ある女性社員が受けた電話による問い合わせ
「お電話いただき誠にありがとうございます。さくら急便株式会社 S営業所 矢吹でございます」
「あのすみません、お尋ねしたいんですが、御社のドライバーさんで最近イタズラのクレームを受けた方はいらっしゃいませんか?」
「イタズラのクレームを受けたドライバーですか? いえ、そのような報告は上がってないのですが、何かございましたでしょうか?」
「いや、あの何かあったというか……インターフォンを三回鳴らされた後、ノックを三回。それから『さくら急便です、さくら急便です、さくら急便です』ってドアの向こうから大声で三回言われたんです」
「それは大変申し訳ございませんでした。どのような配達員だったか分かりますでしょうか?」
「それが、顔を見てないんです」
「顔を見ていない……ですか?」
「あの、見てないって言っても、気持ち悪いけど気になってすぐに覗き穴で外を確認したんですよ。でも、すぐに見たはずなのにドアの外に誰もいなかったんです。念のためチェーンをしながらドアを開けて確認したけどやっぱり誰もいなくて……」
「そうでしたか。現状、お話の内容を伺っただけですのでなんとも申し上げにくいのですが、弊社配達員ではなく、他の誰かのいたずらの可能性も否定できないのではないかなと思うのですが、いかがでしょうか?」
「そうですよね、私もそうかなとも思ってるんです。でも、その人が来る前にさくら急便さんの不在配達の紙がポストに入ってたんですよ。あと不在メールみたいなのも届いてて、個人のいたずらにしては手が凝ってる気がするんです。それで、もしかしたら配達員の人がこういうことをしてて、他にも被害に遭った人がいるんじゃないかと思ったんです」
「左様でございましたか。大変恐縮ではございますが弊社関係者の可能性も否定できませんので、至急確認いたします。不在票に配達員の名前はございませんか? あと、念のため不在票に書かれた伝票番号と、お客様のご住所をお教えいただけますでしょうか? 確認次第改めてご連絡させていただきたく思います」
「あ、いや、いいんです。私が原因かもしれないんで……」
「あの、原因に心当たりがあるんですか?」
「え? あ……いえ、気にしないでください。すみません変なことで電話して。確認とかは大丈夫です。失礼します」
「あ、お客様……」
まただ。また、この電話。インターフォン、ノック、それから「さくら急便です」の呼びかけ三回。多少内容に違いはあるけどそんな問い合わせがここ数ヶ月、週に二、三件かかってくる。
「もしかして、また?」
ため息をついていると、後ろから先輩の声がする。振り向くと怪訝そうな顔をした二つ上の先輩がお財布片手に立っていた。
「はい、またあの『三回』の問い合わせでした」
私の返答に先輩の顔が曇る。
「やっぱり……先週私も対応したんだよね」
「そうだったんですか。最初はいたずら電話かと思ったけど、問い合わせは毎回違う人からだし、年齢もばらばら。なんだか気持ち悪いですよね」
心霊現象とかではない。でも、真相がわからないことが不気味さを漂わせている。心霊系は苦手だけど、こういう人間絡みの不穏な案件も不得手だ。

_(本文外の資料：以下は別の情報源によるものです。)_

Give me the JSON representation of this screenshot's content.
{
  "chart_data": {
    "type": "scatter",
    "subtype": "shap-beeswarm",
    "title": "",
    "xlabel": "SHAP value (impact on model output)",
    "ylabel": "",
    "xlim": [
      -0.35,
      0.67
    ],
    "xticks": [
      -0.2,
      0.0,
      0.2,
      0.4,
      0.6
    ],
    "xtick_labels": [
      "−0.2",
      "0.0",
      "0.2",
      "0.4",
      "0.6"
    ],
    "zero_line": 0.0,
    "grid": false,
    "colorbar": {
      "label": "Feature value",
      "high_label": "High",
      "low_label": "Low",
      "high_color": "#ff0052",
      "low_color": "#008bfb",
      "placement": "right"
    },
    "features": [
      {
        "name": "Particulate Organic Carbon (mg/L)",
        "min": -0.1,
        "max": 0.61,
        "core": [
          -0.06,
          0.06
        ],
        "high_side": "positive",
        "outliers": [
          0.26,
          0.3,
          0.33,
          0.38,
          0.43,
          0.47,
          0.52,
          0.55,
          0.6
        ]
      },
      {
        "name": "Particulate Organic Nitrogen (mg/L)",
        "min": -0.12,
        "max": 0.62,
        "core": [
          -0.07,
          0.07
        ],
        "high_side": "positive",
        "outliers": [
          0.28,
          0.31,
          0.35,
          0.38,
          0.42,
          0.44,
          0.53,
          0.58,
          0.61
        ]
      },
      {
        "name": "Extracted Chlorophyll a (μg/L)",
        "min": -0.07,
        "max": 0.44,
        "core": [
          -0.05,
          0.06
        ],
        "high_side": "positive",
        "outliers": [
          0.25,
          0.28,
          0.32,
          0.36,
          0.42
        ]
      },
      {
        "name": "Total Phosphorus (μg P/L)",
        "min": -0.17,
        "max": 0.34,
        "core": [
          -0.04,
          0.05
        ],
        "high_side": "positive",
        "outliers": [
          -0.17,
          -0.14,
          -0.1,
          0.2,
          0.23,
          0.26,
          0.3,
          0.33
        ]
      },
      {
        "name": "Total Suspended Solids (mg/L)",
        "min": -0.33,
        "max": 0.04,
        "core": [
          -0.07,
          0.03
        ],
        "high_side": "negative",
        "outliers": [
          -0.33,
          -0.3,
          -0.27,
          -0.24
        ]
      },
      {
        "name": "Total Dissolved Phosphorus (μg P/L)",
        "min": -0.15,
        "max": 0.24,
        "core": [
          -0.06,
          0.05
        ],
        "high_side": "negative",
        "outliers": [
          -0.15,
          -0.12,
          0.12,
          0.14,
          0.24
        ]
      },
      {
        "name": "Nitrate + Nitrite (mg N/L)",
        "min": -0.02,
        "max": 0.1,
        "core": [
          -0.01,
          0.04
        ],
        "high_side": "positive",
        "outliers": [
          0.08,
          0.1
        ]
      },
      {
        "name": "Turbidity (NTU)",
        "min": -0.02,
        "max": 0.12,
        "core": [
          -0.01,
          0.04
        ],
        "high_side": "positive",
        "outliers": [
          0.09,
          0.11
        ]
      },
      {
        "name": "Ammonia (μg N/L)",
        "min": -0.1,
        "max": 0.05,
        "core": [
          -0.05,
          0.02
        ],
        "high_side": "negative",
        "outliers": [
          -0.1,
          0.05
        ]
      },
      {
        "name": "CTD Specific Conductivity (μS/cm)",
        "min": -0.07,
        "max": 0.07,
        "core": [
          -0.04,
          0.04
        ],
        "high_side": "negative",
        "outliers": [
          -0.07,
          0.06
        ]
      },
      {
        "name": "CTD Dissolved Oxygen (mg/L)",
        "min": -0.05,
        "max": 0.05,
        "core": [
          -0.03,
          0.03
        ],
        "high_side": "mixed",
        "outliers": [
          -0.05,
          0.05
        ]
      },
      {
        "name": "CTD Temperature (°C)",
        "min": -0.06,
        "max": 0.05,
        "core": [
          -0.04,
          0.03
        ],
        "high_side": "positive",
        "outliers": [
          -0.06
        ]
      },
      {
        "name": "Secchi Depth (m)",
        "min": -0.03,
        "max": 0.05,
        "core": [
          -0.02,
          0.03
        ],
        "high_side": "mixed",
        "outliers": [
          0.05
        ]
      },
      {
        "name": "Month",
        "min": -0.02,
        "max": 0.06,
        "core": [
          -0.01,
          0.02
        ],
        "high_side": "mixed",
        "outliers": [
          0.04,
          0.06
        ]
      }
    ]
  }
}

「ね、なんか気持ち悪いから本当に勘弁してほしい……まあ、そんなことより、お腹空かない? 変な電話のことなんて気にしないでそろそろランチ行こうよ」
「そうですね。今日は何にします?」
「んー、昨日はサンドイッチだったし、今日はパスタはどう?」
「ありですね!」
私は先輩と一緒にランチに行くため、バッグから財布を取り出して席を立った。先輩の後に並んで歩き出そうとした時、後ろの方の席から「インターフォンが三回鳴らされたとのことですが……」と、電話相手に話している他の女性スタッフの声が聞こえた。一瞬、足が止まりかけたけど、私は聞かなかったことにして先輩の後を追った。